I mean c’mon. You think I still read my email in a local client? That’s just so twentieth century.

I think my eyesight is okay. I know I’m a bit colourblind, but other than that and a lack of perspective, it’s okay.

These captchas, seen on the Oz-Astra web site forums though, these are too much. I know you have to fight spammers, but there comes a point where real humans are going to be defeated too, and eventually give up in frustration. Thankfully you can refresh the image and hope for something a bit more readable, but why not bring the difficulty level down from eleven so it’s not so hard?

(I’m not trying to single this site out; there are others that also frustrate.

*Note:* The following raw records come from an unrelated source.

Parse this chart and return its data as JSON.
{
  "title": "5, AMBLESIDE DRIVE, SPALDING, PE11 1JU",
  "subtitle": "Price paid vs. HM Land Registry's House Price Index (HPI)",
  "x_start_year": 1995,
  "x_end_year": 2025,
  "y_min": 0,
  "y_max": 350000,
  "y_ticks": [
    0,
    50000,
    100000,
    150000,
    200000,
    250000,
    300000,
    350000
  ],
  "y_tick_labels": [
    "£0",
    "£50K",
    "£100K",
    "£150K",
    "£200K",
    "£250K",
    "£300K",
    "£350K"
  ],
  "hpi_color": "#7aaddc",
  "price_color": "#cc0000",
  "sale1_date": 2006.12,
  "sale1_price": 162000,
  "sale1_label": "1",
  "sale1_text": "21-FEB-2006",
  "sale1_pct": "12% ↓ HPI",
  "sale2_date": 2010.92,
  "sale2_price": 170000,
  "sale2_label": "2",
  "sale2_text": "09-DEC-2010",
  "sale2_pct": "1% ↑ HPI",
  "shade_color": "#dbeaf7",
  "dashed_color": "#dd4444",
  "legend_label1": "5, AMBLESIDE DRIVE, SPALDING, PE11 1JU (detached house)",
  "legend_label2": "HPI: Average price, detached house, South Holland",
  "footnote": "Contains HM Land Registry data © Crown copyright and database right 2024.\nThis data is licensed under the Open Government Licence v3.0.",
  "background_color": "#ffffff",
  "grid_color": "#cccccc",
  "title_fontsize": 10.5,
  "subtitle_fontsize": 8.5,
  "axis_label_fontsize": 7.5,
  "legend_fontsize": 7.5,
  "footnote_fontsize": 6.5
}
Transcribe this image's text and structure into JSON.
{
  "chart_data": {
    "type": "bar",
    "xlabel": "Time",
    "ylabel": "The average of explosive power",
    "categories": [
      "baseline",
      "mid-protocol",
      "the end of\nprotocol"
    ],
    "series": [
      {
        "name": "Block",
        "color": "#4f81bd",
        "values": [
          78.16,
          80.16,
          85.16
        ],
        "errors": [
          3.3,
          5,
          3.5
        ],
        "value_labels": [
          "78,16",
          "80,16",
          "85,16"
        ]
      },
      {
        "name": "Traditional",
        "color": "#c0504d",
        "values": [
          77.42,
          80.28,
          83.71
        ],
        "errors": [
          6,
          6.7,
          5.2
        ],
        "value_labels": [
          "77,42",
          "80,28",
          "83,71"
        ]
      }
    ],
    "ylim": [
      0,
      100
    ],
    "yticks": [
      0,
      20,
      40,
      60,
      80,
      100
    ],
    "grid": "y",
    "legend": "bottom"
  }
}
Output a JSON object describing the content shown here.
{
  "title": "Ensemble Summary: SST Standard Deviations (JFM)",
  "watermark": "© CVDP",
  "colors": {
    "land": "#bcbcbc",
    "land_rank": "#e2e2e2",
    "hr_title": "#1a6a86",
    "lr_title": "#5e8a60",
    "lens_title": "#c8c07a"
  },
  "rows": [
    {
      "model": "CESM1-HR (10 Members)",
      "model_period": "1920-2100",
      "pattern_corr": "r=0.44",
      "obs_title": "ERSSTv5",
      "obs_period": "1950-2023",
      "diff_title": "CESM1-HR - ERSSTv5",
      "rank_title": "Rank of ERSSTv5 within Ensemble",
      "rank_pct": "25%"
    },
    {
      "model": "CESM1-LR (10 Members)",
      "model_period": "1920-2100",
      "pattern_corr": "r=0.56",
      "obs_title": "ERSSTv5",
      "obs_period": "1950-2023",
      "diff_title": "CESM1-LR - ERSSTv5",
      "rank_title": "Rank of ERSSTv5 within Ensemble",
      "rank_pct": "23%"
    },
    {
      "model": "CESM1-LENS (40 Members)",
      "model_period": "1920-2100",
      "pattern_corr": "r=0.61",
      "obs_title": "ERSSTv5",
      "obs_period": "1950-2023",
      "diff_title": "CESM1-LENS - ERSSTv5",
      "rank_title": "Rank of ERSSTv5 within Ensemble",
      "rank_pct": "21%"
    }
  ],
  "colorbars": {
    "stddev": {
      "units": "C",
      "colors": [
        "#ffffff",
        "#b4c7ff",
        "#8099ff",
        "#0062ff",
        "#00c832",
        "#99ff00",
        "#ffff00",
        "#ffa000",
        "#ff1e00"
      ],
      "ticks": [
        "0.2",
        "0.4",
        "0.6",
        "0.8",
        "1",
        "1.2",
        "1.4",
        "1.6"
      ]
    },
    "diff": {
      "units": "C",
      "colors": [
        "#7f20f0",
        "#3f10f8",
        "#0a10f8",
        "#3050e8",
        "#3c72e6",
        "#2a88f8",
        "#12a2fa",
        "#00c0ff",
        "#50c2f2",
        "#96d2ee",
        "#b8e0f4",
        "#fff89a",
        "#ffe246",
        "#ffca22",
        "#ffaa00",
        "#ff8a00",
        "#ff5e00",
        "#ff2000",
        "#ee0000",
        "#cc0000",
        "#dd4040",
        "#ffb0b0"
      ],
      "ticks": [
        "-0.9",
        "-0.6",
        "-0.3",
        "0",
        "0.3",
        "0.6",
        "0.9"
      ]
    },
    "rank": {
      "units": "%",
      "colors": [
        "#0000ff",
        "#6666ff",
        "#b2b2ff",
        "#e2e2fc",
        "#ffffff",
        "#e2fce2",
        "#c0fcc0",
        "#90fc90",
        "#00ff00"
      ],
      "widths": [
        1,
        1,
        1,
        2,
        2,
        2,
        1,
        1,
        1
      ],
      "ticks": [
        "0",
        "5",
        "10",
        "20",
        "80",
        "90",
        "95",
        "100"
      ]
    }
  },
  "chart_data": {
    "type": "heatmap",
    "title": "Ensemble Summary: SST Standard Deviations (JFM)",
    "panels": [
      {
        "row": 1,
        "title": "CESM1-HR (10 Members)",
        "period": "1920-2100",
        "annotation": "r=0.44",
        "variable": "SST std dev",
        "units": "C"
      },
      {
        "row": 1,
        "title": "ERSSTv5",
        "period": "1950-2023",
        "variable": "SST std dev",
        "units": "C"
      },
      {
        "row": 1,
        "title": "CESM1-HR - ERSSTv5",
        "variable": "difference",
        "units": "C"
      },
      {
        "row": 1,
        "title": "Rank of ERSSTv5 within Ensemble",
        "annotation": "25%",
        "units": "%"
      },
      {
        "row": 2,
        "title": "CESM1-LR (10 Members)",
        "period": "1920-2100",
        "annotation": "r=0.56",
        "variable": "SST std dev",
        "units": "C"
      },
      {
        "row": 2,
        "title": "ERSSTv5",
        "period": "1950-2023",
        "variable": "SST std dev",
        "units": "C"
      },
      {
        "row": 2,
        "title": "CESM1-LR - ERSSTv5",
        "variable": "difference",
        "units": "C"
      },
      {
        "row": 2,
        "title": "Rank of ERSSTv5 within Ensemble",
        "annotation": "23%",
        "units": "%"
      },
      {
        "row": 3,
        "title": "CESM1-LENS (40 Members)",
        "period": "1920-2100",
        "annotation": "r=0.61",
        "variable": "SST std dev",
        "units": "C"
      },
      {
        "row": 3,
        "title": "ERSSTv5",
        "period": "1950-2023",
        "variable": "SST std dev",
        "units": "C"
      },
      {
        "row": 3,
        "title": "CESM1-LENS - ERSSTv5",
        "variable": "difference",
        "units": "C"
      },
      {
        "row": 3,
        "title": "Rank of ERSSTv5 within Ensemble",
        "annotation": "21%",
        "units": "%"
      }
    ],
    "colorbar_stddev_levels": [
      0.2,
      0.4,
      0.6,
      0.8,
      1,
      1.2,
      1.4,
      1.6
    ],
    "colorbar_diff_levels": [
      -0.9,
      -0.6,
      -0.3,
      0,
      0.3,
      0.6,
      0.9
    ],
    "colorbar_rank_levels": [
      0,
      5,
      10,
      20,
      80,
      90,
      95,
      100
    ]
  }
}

And I suspect this is down to an over-zealous implementation in vBulletin.)

See what happens if you don’t properly anticipate how your HTML email might be rendered?

Yep, the world’s thinnest and lightest 17″ notebook… featuring a really odd-looking askew display, apparently.

(GMail in Firefox 3.0.6 on Windows)

Spammers have discovered Twitter. That’s not really surprising; it had to happen sometime.

What is surprising is that, in this example, 45 people have blindly followed the spammer when they followed them. Do people not even look at who it is?

I mean really. “Jenny” of “online friend”, with such an obviously spammy bio?! Could it be any more obvious that this person intends wasting your time?